Whether justice would be served by such questioning turns in large part on how marijuana use is viewed. The chronic abuse of marijuana "renders smart people average and average people stupid," the appellate court majority wrote.  

"If it is against the law to drive a vehicle under the influence of marijuana," the majority said, "surely it must be at least equally offensive to allow a judge in a similar condition to preside over a capital trial."

 Judge Kozinski wrote that Mr. Summerlin should have offered specific evidence of on-the-job intoxication before the court ordered a hearing. He gave several examples of possible proof. One was a statement by a courtroom observer that the judge fell asleep in court.
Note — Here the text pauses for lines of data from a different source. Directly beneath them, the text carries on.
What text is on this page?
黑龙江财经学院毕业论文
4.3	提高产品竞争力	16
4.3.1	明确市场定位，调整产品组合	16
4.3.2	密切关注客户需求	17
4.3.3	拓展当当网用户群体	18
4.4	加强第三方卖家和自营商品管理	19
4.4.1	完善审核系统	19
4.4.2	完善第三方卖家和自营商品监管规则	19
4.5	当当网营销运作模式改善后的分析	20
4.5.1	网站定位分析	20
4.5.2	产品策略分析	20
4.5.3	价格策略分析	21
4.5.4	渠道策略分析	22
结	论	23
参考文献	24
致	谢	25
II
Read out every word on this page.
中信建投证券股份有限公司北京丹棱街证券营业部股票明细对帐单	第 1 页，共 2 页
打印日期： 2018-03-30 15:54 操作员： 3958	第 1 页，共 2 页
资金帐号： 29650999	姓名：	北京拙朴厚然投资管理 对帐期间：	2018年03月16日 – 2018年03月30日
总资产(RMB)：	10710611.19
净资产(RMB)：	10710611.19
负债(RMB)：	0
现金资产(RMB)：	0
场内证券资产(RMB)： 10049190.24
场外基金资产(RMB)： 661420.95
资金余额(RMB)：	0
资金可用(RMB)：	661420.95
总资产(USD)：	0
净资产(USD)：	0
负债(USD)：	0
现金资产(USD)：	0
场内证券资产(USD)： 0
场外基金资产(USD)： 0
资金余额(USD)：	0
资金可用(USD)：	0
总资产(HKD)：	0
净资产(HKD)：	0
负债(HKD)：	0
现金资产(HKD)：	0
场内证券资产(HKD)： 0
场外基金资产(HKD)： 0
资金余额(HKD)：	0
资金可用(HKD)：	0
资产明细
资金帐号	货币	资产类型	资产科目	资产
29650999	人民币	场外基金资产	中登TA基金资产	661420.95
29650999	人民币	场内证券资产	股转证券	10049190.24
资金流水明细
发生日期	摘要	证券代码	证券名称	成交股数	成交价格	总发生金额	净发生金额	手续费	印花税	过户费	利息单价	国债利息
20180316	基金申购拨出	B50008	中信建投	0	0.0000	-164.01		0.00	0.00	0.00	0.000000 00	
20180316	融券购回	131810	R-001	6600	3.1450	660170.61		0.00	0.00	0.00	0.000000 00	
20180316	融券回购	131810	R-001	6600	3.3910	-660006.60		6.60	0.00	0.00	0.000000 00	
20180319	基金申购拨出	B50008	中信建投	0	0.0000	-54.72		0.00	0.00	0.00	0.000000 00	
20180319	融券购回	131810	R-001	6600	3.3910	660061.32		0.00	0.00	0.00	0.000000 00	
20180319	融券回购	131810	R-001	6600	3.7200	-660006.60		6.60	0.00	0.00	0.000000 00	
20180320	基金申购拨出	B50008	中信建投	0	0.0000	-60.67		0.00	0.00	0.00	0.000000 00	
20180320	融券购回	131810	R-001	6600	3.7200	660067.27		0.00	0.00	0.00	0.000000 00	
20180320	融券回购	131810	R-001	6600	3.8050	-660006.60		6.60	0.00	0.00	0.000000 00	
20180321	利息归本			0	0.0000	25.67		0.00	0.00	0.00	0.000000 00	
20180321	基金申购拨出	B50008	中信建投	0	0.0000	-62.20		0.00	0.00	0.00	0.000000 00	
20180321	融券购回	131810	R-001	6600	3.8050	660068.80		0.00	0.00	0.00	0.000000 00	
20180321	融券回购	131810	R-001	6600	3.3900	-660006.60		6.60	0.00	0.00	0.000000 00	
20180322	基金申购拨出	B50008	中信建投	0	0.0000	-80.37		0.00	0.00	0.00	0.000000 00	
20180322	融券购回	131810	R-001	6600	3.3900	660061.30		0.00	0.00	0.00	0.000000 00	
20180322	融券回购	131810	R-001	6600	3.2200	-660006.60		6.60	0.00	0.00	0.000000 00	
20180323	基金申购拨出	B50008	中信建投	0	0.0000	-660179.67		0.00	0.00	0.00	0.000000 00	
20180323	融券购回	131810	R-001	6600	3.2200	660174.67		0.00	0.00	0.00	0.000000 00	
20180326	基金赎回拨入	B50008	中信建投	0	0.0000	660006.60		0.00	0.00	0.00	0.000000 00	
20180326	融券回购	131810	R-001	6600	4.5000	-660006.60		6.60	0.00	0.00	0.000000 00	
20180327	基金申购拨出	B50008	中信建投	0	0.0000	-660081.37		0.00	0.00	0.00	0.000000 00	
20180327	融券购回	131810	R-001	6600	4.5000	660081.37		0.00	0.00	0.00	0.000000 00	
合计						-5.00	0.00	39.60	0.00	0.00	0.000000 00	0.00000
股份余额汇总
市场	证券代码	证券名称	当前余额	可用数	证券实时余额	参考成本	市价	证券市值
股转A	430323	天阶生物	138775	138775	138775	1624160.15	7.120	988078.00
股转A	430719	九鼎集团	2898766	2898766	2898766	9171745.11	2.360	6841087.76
 Mr. Rossi, whose appeal is pending before the same court, said he had offered such proof. Judge Marquardt had not presided over Mr. Rossi's trial, but it fell to the judge to resentence him in 1988 after the Arizona Supreme Court reversed a previous death sentence. The hearing started at 11:30 a.m., paused at noon for a two-hour break and ended at 4:40.

 Mary Durand, an investigator who was a member of Mr. Rossi's defense team and was at the hearing, said Judge Marquardt slept through much of it. "This was not a two-minute nod-off after lunch," Ms. Durand said. "This was slumber." She estimated that the judge slept for 30 minutes at one point, woke up and fell asleep again. She took notes at the hearing. They concluded, "Pity Marquardt slept thru most of this!"

  Mr. Ellman, who represents the state in Mr. Rossi's appeal, has reviewed the transcript of the hearing. He said there was no support in it for Ms. Durand's assertion. "The judge appears to be very coherent and tracking the evidence accurately," Mr. Ellman said.

Mr. Rossi recalled his frustration. He said he and Ms. Durand cleared their throats loudly, banged pens on the table and tried to get the court clerk's attention, all to

no avail.

 Mr. Rossi said he deserved a hearing to examine whether marijuana played any role in his death sentence. 

In his dissent in the Summerlin case, Judge Kozinski questioned just what such a hearing might show.  

"Even if Judge Marquardt did think about Summerlin while under the influence of marijuana, it's not clear why this would taint his decision," he wrote. "Does having a fleeting thought on a subject while intoxicated then vitiate all of a judge's sober deliberations? Or is the test whether the judge actually made up his mind under the influence? How would one know?"